I utilized the Data Warehouse to answer critical business questions using advanced SQL.

  1. Financial Volatility (Window Functions): I calculated Month-over-Month Revenue Growth using the LAG() window function to detect financial trends. Insight: Identifies immediate periods of growth vs. decline.

  2. Top Products (RANK()): I identified the highest-grossing movie for each MPAA rating category (G, PG, R, etc.) using RANK() OVER (PARTITION BY rating).

  3. VIP Customer Analysis (Pivoting): I analyzed the Top 20 highest-spending customers, pivoting their spending data to generate a Heatmap of category preferences (e.g., specific customers preferring Animation vs. Sports).


Phase 4: Metabase Executive Dashboard

Access: http://localhost:3000

I deployed a persistent "Sakila Executive Overview" dashboard in Metabase, organised into three strategic categories to display the notebook's queries via different graph types.

Revenue Overview:

Revenue Section

MoM Revenue Volatility: A Bar Chart displaying the month-over-month growth or decline in total revenue.

DVD Catalog Statistics

DVD Catalog Section

Catalog Distribution: Bar chart visualizing the count of films per Genre.
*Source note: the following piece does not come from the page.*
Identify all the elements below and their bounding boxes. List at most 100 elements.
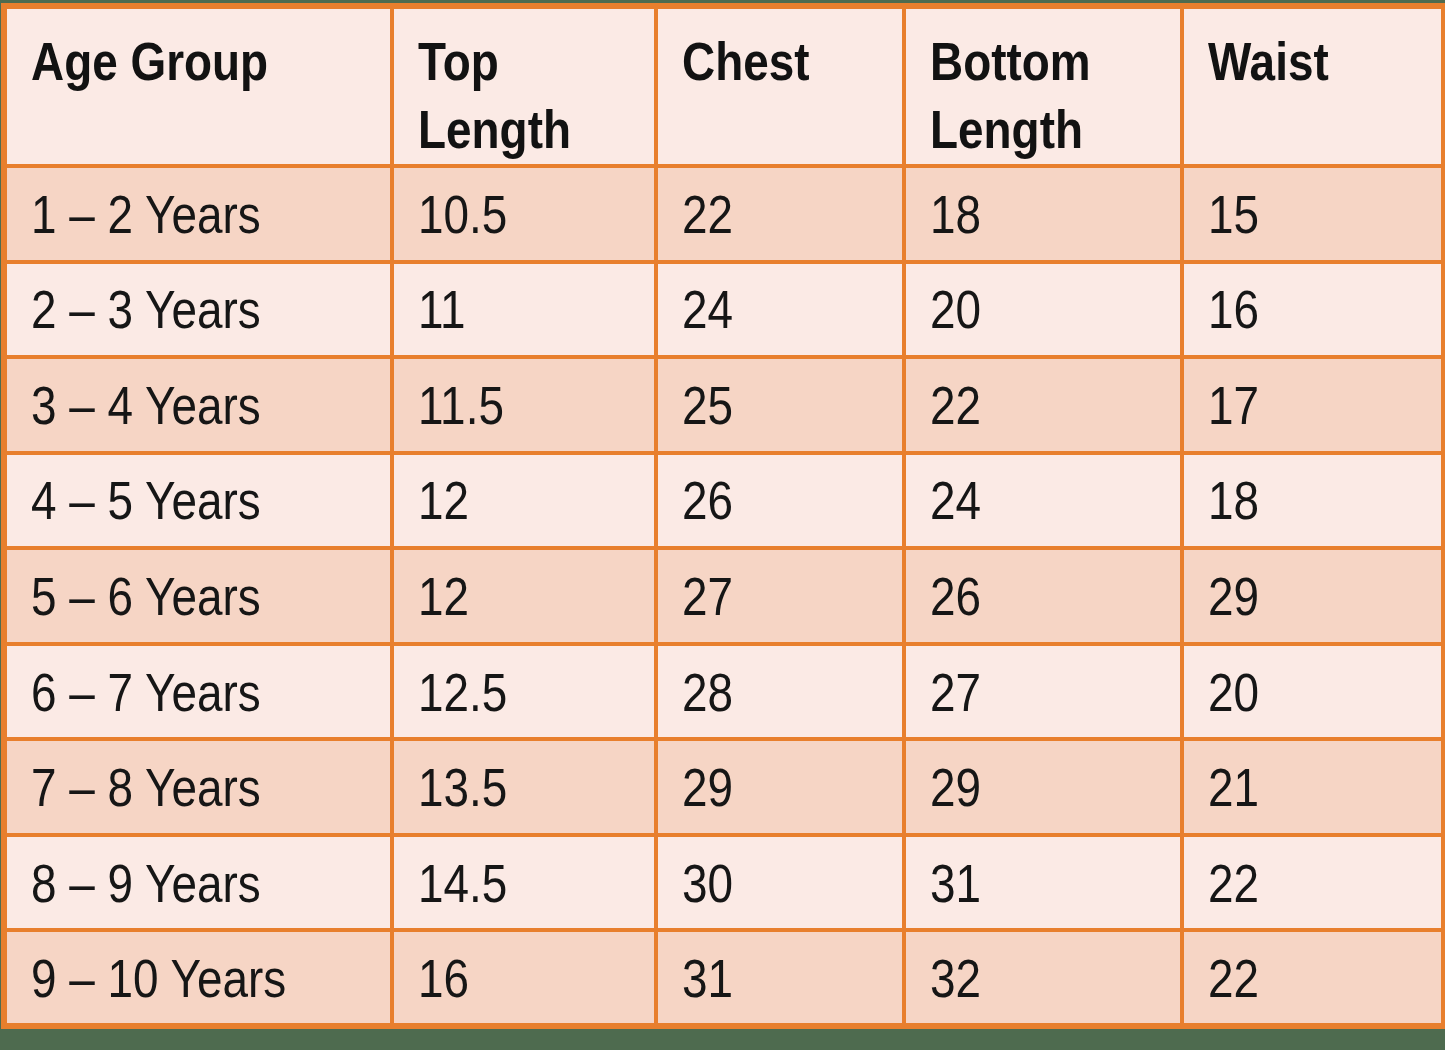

Top Revenue Films: A Table with conditional formatting (deep to light green) identifying the #1 highest-grossing movie per Rating.

Customer Behaviour

Customer Behaviour Section

Spending Tiers: A Row-based Bar Chart segmenting customers into Low/Mid/High value tiers, featuring a target line for desired high-value transaction volume.

Return Policy Compliance: Pie chart showing the ratio of Late vs. On-Time returns.

VIP Heatmap: A Pivot Table/Heatmap visualizing our Top 10 customers and their total spending amount per film category.

About

End-to-End Data Pipeline: A containerized solution transforming Sakila (MySQL OLTP) into a Star Schema Warehouse using Python Incremental ETL, culminating in a Metabase Executive Dashboard.